The Audition
by Anne Earney
Marla is not feeling well. She has never committed to memory anything more poetic than the periodic table, so between the cold reading and the second part of the audition, a recitation, she sits on the floor outside the theater and pulls at the thin strands of gray carpet under her crossed legs. Groups of words cross her mind infrequently, like camels in a desert: Our Father who art in Heaven, I love a rainy night, This old man. The door opens before she decides upon something, but not before she creates a bald spot the size of a quarter in the rug.
She goes in and sits next to her boyfriend, who in the past has said Marla does not take enough risks, is too cautious. Marla has decided she will prove him wrong. She will show him she can stomp on caution, kill it like a bug, as he says he does. All the same, "Hydrogen, helium, lithium, beryllium" does not have the ring of the words that roll off the first actor's tongue, "From fairest creatures we desire increase." Next are two selections Marla has never heard, then a tall blonde does an essay from The Vagina Monologues involving a simulated orgasm. Then Marla hears her name.Marla begins cooking Thanksgiving dinner in late September. She has never paid a bill after its due date. Yet she believes people are rewarded for taking risks. She is not exactly nervous up on stage, but she does wonder if the heat from the lights contains excessive radiation. To bolster herself, she recalls a successful risk from the past, when she went skiing with her ex-boyfriend even though she didn't know how to ski. She looks at her current boyfriend in the audience as she waits for her cue, and she realizes it is not impossible he knew about this part of the audition. But she resists blaming him. He isn't holding a gun to her head, or even looking at her, she discovers when she finally spots him talking to the Vagina Monologue woman.
The director asks if she is ready, and Marla decides to recite a song she liked in high school, something unlike what the others have done. Her voice flows out over the audience like a hawk over a field of wheat, she thinks. She misses the look the director gives her that indicates she might be regurgitating a half-dead rat onto the stage. Marla is pleased with herself for having met her goal, for having taken a risk, and she half expects applause, though of course no one applauds at auditions, even Marla knows this. Still, she remains standing on the stage, lets herself linger in the feeling.
In a moment, things will begin to change. First, Marla will misinterpret the smile of her boyfriend, thinking he is happy for her. When she laces her fingers with his, she will have no idea that when the cast list goes up, her name will not be on it, but his will, in a role opposite the blonde, whom he will eventually leave Marla for. Marla will say she didn't really want a part anyhow, but the first night of rehearsals she'll cry at home, and the next day she'll volunteer to help with props, to prove how much she has not failed. From the shadowy backstage, she'll witness the courtship of her boyfriend and the woman she will come to think of as The Vagina. Sitting next to the other girl who will sign up for props, who recited part of Jack Kerouac's On the Road, Marla will make fake grapes out of Styrofoam, dried grass, and blue and black spray paint. The process will leave her fingers looking like Grover's from Sesame Street. The other girl will tell her she is better off in the wings making fake food, but Marla will know that isn't true.

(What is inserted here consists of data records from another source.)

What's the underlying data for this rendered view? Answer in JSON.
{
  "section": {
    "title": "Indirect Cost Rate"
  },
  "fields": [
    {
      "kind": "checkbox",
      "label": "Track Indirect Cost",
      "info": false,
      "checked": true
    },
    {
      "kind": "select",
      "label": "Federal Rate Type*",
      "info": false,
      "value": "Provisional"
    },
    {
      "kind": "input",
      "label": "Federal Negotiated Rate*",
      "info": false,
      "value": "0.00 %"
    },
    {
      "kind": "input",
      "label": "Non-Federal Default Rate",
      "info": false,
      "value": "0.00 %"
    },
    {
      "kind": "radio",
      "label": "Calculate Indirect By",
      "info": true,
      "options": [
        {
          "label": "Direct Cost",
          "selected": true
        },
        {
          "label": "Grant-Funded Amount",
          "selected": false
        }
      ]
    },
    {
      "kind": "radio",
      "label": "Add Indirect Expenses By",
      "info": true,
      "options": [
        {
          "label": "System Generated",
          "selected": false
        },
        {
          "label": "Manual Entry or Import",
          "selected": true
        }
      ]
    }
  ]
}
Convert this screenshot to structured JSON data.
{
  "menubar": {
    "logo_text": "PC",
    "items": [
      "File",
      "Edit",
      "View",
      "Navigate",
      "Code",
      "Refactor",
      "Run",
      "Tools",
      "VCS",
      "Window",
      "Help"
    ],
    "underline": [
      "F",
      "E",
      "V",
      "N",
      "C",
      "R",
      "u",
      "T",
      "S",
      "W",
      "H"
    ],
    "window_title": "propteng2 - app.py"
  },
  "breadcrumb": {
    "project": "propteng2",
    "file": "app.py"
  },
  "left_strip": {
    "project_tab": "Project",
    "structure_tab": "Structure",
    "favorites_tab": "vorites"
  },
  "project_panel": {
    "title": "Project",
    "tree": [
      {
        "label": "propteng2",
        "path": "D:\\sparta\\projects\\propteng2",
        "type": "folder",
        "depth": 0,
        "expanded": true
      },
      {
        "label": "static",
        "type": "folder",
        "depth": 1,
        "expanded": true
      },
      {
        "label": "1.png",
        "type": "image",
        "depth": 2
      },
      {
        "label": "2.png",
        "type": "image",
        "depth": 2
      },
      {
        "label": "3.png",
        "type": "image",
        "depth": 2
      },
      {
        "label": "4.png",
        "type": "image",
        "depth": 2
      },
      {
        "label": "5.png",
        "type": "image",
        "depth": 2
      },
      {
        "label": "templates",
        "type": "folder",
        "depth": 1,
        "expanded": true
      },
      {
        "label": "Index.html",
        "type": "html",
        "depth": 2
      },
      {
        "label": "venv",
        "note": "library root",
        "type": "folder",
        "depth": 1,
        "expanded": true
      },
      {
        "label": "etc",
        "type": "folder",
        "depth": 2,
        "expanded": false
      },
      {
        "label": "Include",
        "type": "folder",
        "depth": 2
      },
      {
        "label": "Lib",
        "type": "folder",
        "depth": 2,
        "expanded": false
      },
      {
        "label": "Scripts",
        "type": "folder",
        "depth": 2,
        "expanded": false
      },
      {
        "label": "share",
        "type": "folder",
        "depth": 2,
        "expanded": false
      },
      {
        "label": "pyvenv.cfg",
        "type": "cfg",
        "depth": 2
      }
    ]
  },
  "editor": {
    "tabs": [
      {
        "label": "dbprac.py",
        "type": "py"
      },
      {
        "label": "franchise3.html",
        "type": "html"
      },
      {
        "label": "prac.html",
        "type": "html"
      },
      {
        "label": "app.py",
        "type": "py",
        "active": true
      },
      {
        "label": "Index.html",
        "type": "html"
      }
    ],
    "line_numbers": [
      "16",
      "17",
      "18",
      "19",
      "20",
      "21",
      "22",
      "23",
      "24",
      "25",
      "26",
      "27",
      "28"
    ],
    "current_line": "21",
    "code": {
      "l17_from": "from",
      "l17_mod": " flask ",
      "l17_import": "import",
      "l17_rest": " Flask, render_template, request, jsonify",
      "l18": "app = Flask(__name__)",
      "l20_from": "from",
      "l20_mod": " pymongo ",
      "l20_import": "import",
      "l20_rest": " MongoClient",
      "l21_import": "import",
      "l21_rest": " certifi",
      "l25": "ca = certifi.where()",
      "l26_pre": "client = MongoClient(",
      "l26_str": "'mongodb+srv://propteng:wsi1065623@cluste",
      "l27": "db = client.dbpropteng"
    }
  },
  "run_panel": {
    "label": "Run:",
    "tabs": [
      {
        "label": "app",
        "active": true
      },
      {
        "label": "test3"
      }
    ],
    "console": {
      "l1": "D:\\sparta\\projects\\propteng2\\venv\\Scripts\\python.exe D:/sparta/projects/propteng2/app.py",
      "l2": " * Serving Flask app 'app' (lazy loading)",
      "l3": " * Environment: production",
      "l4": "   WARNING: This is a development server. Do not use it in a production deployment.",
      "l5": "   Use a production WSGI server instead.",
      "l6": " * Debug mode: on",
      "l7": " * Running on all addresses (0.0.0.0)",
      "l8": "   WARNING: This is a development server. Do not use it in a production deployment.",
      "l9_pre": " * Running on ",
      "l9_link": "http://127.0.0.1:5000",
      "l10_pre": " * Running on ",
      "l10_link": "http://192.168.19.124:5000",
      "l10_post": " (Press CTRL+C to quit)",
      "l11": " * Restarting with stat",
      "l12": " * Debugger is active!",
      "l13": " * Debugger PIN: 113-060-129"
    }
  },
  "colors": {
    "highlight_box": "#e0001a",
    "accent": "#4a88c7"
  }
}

But none of this has come to pass as Marla lingers on the stage after her recitation, smiling. A beat beyond her cue to exit, she continues to believe.
This is a story about success.
Anne Earney shares a house in St. Louis, Missouri, with her husband and three cats, and she works in a grocery store. Her stories have appeared in journals such as Versal, Big Ugly Review and The Binnacle. She received her MFA in 2005 from the University of Missouri-St. Louis. Currently, she is not working on a novel, putting together a collection of short stories or looking for an agent. She's just happy to be writing.